Update 5-9-2016: In a decision that should surprise nobody, the National Environment Research Council has decided not to use the internet’s suggestion. In a statement released Friday, May 6, the organization announced that the new research vessel will be named after renowned naturalist Sir David Attenborough. The NERC did recognize the popularity of “Boaty McBoatface,” which topped the poll with 124,000 votes, and will use the name for one of the ship’s remote controlled submersibles.
In 2014, the National Environment Research Council (NERC), a British government agency that conducts research into the environmental sciences, announced the construction of a £200 million (about $288 million) polar research ship. The ship, which will have on-board laboratories and a range of 19,000 nautical miles, is expected to set sail in 2019 — but before that, it needs a name. In an act of naïvete, the NERC asked people on the Internet to vote on a name for the ship.
As the NERC site explains, “We would like the name to be inspirational and about environmental and polar science, to help us tell everyone about the amazing work the ship does…The ship could be named after a local historical figure, movement, or landmark – or a famous polar explorer or scientist.” Voters, not content to settle for something as jejune as a famed explorer or scientist, have rallied behind a more iconoclastic name: the RRS (Royal Research Ship) Boaty McBoatface.

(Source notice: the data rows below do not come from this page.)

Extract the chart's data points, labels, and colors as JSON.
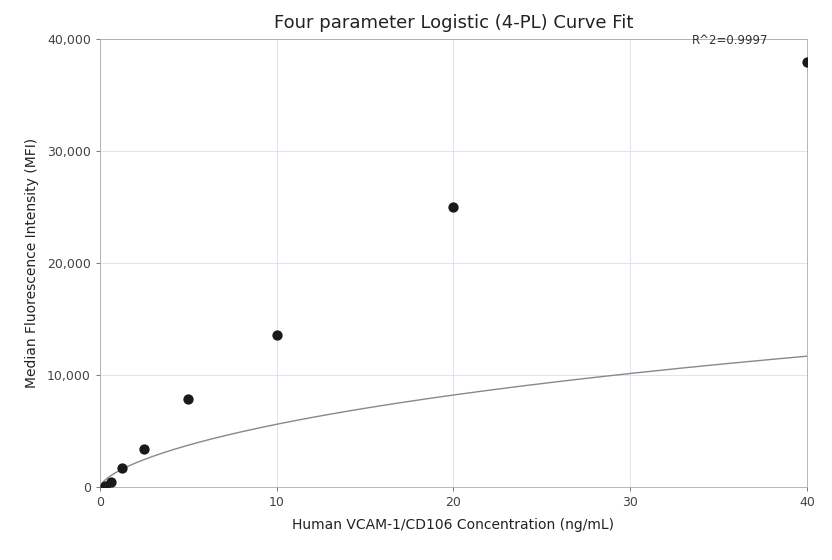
{
  "title": "Four parameter Logistic (4-PL) Curve Fit",
  "xlabel": "Human VCAM-1/CD106 Concentration (ng/mL)",
  "ylabel": "Median Fluorescence Intensity (MFI)",
  "r_squared": "R^2=0.9997",
  "data_x": [
    0.313,
    0.625,
    1.25,
    2.5,
    5.0,
    10.0,
    20.0,
    40.0
  ],
  "data_y": [
    150,
    450,
    1700,
    3400,
    7900,
    13600,
    25000,
    38000
  ],
  "xlim": [
    0,
    40
  ],
  "ylim": [
    0,
    40000
  ],
  "yticks": [
    0,
    10000,
    20000,
    30000,
    40000
  ],
  "xticks": [
    0,
    10,
    20,
    30,
    40
  ],
  "dot_color": "#1a1a1a",
  "dot_size": 55,
  "line_color": "#888888",
  "background_color": "#ffffff",
  "grid_color": "#dde4f0",
  "title_fontsize": 13,
  "label_fontsize": 10,
  "tick_fontsize": 9,
  "annotation_fontsize": 8.5,
  "spine_color": "#aaaaaa"
}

Mc-Boat-Face: the tongue drunkenly stumbling three steps to fall off the teeth. With over 18,000 votes and counting, the name has taken a decisive lead over more conventional names like RRS David Attenborough, as well as other experimental choices like “Big Metal Floaty Thingy-thing.”
The name has proven so popular that the Web page for voting has experienced frequent crashing due to traffic, as users flock to christen one of the most advanced polar research vessels in the world. Though it may seem perplexing to some, the name Boaty McBoatface continues a long history of dry British humor, befitting the nation of William Shakespeare and Oscar Wilde.
Boaty, an adjective presumably meaning “of or like a boat,” instantly lets one know that the vessel is, in fact, a boat. “Boatface” conjures the absurd image of an anthropomorphic boat; a hysterical thought because boats, as everyone knows, do not actually have faces. As for the use of Mc- in the surname: a possible comment on Scottish Independence, perhaps? It’s hard to say; like all great satire, Boaty McBoatface remains open to interpretation.
The poll to name the 125m ship ends April 16. Those who have misgivings about the current frontrunner can take solace in the fact that NERC may have anticipated this outcome. The posting states that “The final name will be selected by NERC,” giving the organization an out if democracy somehow fails.